A simple proof of local universality for roots of Kac polynomials

TL;DR

This paper provides a straightforward proof of local universality for the roots of Kac polynomials, showing their correlation functions near a fixed point on the unit circle converge to those of a Gaussian analytic function.

Contribution

It introduces a simple, self-contained approach that directly compares scaled Kac polynomials to Gaussian functions, bypassing complex potential analysis.

Findings

Roots cluster uniformly around the unit circle as degree increases

Correlation functions at microscopic scale converge to those of a Gaussian analytic function

Proof uses basic complex analysis and anti-concentration bounds

Abstract

Let $f_n$ be a random polynomial of degree $n$ with i.i.d. mean-zero and finite variance random coefficients. It is well known that the roots of $f_n$ cluster uniformly around the unit circle as $n$ grows large.
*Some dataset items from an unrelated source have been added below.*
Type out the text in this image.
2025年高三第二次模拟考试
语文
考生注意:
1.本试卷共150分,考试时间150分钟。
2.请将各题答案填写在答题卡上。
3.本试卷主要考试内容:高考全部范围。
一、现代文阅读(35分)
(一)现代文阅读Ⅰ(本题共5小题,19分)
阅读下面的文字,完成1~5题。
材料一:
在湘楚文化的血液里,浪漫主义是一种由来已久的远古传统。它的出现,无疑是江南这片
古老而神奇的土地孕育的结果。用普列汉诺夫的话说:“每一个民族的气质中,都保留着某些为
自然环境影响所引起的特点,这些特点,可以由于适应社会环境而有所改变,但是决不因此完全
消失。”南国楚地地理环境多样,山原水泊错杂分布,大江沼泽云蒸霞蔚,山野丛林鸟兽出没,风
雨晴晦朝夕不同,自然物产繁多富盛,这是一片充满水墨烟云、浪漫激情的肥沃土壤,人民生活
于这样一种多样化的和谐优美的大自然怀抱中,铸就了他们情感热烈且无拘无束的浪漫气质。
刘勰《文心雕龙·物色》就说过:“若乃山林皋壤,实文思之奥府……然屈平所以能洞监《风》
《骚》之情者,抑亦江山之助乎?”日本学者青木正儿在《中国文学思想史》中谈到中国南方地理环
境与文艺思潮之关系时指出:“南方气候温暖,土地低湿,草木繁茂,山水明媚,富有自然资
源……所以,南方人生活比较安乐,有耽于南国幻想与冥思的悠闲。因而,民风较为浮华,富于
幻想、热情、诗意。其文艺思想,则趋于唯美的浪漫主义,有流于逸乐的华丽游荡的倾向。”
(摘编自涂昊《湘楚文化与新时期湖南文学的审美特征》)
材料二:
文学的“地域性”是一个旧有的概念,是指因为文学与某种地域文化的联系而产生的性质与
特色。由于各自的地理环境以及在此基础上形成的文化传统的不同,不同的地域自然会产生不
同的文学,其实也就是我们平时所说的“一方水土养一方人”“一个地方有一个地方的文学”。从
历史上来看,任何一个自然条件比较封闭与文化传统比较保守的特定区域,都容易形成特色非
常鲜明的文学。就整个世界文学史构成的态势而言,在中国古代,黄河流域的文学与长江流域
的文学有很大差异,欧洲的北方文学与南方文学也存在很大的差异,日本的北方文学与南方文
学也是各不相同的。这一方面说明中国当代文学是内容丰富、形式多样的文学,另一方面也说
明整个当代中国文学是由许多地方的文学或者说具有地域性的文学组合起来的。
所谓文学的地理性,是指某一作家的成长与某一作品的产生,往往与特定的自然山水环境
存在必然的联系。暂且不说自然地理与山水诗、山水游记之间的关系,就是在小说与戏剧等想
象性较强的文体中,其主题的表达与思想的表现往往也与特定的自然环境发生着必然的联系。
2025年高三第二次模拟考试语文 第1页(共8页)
We give a simple and self-contained proof of local universality for the correlation functions of the roots at the microscopic scale $1/n$ around a fixed point on the circle. While previous proofs of local universality were focused on studying the logarithmic potential of $f_n$, we instead directly compare the scaled random polynomial to a limiting Gaussian analytic function, and establish convergence of correlations via a soft argument, using only basic complex analysis and an anti-concentration bound of Esseen.